The nickname "Keenan's System" derives from a 1935 paper "An Unusual Pair of Nebulae: NGC 5216 and 5218" (in 1935ApJ....81..355K). Keenan announced that based on a Yerkes 24-inch plate "these two apparently well-separated galaxies are connected by a faint but definite band of nebulosity... The case is striking, among the small number of pairs known to be physically connected, because of the considerable separation of the two objects in proportion to their size." The paper included a photograph of the system. Zwicky used the name "Keenan's System in his 1956 paper "Multiple Galaxies" on interacting galaxies (http://articles.adsabs.harvard.edu/full/1956ErNW...29..344Z). The filament connecting the galaxies stretches 22,000 light years long.

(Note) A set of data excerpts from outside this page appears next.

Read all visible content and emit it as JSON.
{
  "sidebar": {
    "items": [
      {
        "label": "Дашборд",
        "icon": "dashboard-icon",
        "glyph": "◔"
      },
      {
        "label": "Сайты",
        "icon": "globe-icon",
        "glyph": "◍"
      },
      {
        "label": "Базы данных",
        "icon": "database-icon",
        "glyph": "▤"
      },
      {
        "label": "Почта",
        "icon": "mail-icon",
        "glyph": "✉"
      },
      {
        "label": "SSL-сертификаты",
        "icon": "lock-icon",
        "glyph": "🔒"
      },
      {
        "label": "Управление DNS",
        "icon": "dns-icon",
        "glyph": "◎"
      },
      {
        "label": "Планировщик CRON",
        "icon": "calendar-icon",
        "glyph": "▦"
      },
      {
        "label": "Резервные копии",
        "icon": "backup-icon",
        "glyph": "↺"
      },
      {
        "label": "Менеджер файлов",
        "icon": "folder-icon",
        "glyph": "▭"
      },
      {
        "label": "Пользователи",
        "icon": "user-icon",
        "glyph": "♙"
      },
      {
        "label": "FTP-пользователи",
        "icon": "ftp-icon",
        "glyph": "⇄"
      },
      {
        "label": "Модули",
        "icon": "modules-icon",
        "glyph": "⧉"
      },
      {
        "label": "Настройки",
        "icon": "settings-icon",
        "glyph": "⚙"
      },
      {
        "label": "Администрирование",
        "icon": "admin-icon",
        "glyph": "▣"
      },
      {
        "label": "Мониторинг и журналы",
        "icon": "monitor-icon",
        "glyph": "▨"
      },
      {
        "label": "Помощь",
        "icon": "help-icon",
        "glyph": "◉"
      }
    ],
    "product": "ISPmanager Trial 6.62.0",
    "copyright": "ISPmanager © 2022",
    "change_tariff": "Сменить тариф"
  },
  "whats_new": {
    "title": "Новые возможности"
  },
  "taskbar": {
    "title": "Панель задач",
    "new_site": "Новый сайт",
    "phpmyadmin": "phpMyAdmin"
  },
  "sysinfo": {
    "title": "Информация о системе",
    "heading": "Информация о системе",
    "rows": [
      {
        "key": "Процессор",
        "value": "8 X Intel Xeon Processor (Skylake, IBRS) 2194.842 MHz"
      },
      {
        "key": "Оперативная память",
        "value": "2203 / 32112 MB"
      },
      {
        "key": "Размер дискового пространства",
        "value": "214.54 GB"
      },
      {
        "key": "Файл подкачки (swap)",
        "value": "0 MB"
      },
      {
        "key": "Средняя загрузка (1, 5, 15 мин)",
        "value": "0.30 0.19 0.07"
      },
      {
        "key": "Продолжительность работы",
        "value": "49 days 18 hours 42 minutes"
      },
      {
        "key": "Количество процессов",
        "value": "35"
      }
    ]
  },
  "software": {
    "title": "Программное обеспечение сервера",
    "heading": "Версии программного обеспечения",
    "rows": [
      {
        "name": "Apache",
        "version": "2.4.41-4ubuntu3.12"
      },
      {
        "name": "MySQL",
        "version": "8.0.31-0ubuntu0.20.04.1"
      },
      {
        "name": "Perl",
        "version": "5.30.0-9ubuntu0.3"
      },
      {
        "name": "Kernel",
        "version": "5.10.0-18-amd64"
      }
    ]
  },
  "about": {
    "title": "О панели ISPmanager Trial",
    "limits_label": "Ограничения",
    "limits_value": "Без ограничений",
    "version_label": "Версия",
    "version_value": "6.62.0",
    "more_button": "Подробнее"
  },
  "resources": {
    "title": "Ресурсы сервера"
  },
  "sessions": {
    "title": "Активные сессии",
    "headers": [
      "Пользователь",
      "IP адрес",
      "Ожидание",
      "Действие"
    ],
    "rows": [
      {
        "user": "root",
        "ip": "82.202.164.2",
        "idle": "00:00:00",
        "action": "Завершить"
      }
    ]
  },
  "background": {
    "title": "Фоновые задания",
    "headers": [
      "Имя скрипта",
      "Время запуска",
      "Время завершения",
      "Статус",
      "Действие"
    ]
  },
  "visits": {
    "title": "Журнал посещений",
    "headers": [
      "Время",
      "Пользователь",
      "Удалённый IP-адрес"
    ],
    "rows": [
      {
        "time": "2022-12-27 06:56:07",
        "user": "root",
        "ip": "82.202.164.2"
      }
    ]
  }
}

400/500mm - 17.5" (5/23/98): smaller and fainter of pair with NGC 5218 4.0' N (Keenan's System = interacting on long exposure photos). Fairly faint, round, 1.0' diameter. The core is 15" in diameter at 280x.
900/1200mm - 48" (4/20/17): bright, moderately large, slightly elongated, sharply concentrated with an intense nucleus surrounded by a small bright core and a moderately large halo.